Transactional integrity is relevant only when data is modified, updated, created, and deleted. Therefore, the question of transactional integrity is not pertinent in pure data warehousing and mining contexts. This means that batch-centric Hadoop-based analytics on warehoused data is also not subject to transactional requirements.

Many data sets like web traffic log files, social networking status updates (including tweets or buzz), advertisement click-through imprints, road-traffic data, stock market tick data, and game scores are primarily, if not completely, written once and read multiple times. Data sets that are written once and read multiple times have limited or no transactional requirements.
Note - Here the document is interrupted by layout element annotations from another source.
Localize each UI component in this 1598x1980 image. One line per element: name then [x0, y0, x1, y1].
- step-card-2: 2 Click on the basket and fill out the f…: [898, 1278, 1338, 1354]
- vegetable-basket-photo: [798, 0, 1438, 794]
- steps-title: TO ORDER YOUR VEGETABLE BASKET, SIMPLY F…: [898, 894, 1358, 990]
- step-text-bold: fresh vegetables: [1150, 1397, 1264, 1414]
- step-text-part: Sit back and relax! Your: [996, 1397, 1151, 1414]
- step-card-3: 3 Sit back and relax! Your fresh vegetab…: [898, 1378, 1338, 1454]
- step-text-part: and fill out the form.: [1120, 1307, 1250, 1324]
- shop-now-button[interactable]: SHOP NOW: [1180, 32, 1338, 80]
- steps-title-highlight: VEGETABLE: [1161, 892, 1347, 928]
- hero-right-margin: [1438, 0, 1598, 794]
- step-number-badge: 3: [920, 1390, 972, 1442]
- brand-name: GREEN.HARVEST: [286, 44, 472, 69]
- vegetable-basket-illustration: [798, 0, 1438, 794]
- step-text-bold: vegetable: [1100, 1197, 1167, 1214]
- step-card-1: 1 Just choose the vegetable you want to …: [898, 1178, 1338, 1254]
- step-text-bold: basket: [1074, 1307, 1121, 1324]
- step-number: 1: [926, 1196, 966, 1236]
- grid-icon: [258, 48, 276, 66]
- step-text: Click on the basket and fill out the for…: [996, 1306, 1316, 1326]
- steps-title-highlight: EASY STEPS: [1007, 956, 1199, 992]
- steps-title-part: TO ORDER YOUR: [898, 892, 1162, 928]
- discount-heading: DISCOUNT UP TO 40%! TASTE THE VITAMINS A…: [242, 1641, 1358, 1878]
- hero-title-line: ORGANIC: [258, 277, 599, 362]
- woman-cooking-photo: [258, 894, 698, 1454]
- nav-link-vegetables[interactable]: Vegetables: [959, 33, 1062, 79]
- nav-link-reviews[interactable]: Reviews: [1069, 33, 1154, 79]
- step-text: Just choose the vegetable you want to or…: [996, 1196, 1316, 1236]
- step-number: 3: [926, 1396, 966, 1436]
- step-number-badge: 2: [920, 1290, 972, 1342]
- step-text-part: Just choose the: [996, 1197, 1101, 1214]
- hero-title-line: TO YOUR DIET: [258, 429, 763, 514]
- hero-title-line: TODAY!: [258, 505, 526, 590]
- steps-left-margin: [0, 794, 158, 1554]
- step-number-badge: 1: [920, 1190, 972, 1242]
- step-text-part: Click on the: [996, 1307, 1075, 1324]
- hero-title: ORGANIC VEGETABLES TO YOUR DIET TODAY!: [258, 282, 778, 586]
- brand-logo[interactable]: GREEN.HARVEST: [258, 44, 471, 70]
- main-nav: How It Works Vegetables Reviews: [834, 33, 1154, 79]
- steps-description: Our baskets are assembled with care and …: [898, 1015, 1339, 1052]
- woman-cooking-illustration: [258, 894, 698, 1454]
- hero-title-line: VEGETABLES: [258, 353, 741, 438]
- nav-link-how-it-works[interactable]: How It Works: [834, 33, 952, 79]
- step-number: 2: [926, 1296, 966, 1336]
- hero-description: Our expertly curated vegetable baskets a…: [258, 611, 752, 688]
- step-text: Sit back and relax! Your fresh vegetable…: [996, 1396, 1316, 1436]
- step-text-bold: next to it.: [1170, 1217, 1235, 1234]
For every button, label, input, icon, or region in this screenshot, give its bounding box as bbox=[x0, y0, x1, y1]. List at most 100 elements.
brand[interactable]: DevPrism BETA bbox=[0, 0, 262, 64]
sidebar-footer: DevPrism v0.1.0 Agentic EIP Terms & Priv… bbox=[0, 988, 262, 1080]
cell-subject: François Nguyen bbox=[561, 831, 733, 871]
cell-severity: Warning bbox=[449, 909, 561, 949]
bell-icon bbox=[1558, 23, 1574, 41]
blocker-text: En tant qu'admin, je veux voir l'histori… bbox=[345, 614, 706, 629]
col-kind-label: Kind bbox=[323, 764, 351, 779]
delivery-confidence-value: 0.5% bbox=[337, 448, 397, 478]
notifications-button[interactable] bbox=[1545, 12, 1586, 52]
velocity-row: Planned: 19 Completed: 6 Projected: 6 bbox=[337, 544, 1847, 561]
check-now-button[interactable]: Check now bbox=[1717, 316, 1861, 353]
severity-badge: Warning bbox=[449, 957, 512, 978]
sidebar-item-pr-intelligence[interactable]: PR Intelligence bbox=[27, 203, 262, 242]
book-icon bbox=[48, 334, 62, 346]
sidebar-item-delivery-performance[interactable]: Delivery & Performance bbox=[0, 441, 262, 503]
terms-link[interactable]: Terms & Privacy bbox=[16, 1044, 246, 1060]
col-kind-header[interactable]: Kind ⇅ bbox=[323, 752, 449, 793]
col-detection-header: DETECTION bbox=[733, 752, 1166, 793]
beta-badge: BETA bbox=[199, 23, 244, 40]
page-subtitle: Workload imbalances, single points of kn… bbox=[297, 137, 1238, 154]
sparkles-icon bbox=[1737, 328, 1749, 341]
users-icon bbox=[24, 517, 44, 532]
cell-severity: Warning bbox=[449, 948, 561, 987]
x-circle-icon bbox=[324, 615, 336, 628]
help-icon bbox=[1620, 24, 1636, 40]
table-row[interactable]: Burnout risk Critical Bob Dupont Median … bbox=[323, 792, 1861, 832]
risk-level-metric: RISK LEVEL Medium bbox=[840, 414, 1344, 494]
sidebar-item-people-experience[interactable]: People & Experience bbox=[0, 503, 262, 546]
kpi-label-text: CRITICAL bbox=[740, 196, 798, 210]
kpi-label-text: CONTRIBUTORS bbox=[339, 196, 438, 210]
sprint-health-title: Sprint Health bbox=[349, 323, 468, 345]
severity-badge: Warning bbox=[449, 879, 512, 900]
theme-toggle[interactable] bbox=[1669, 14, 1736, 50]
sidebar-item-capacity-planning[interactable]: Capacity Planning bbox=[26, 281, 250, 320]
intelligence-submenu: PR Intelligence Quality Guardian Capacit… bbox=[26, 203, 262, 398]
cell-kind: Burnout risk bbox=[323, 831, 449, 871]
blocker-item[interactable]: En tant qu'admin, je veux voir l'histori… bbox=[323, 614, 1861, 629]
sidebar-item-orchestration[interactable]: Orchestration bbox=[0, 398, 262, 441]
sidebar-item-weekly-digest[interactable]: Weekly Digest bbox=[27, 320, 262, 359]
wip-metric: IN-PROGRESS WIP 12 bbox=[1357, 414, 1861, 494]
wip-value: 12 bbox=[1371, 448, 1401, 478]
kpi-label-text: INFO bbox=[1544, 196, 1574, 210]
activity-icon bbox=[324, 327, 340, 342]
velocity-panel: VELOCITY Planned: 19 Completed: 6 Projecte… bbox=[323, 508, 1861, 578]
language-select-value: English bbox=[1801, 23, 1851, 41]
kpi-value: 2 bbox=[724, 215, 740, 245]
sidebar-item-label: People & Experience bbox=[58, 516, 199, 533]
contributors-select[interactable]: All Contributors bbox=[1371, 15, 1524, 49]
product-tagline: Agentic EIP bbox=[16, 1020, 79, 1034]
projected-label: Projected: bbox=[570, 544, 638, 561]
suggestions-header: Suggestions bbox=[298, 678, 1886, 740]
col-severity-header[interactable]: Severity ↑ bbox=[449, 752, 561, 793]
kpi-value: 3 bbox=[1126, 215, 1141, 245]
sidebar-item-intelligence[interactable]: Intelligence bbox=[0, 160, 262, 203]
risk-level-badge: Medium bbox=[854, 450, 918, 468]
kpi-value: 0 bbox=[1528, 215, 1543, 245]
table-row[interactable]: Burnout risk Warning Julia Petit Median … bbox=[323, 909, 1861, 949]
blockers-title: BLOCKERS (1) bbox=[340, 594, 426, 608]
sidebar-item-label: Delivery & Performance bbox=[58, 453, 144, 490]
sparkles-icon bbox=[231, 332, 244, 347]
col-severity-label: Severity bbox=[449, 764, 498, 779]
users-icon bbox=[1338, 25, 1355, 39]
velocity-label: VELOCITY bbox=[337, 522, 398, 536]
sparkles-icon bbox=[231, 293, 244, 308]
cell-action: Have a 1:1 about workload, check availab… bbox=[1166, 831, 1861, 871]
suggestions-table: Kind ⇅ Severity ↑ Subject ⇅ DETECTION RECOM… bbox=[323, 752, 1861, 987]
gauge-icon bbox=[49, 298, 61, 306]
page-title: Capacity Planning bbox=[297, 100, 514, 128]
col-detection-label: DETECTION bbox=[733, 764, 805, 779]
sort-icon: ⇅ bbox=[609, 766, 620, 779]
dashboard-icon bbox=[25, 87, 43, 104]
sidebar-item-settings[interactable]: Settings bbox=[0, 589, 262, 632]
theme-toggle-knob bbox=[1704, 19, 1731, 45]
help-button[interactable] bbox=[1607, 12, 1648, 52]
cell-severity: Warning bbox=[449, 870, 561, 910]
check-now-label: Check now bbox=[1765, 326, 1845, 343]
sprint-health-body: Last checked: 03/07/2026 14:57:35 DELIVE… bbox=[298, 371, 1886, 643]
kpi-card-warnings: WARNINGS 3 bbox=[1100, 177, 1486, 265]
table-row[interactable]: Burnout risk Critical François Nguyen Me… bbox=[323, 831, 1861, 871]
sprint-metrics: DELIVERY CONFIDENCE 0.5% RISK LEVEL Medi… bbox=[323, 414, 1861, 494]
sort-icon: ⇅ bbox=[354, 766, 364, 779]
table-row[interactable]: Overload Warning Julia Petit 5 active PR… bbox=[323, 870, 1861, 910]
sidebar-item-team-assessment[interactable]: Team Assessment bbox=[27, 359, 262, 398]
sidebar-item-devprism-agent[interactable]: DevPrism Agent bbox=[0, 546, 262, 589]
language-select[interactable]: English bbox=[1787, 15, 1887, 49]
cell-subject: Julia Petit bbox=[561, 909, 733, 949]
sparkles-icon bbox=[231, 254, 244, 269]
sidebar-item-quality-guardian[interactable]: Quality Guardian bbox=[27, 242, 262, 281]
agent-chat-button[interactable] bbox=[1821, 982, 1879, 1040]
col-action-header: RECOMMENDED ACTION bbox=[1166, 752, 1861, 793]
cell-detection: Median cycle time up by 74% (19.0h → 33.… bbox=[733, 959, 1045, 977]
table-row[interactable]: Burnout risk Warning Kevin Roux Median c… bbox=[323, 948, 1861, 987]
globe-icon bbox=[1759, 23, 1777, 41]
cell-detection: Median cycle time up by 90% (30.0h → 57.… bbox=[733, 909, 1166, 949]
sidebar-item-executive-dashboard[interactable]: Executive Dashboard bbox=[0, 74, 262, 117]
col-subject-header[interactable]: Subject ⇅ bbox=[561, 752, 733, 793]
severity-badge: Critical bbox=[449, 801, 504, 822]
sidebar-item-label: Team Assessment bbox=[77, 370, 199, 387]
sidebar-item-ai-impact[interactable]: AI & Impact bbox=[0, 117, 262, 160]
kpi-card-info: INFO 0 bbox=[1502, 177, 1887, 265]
Some data sets are updated and deleted, but often these modifications are limited to a single item and not a range within the data set. Sometimes, updates are frequent and involve a range operation. If range operations are common and integrity of updates is required, an RDBMS is the best choice. If atomicity at an individual item level is sufficient, then column-family databases, document databases, and a few distributed key/value stores can guarantee that. If a system needs transactional integrity but could accommodate a window of inconsistency, eventual consistency is a possibility. HBase and Hypertable offer row-level atomic updates and consistent state with the help of Paxos. MongoDB offers document-level atomic updates. All NoSQL databases that follow a master-slave replication model implicitly support transactional integrity.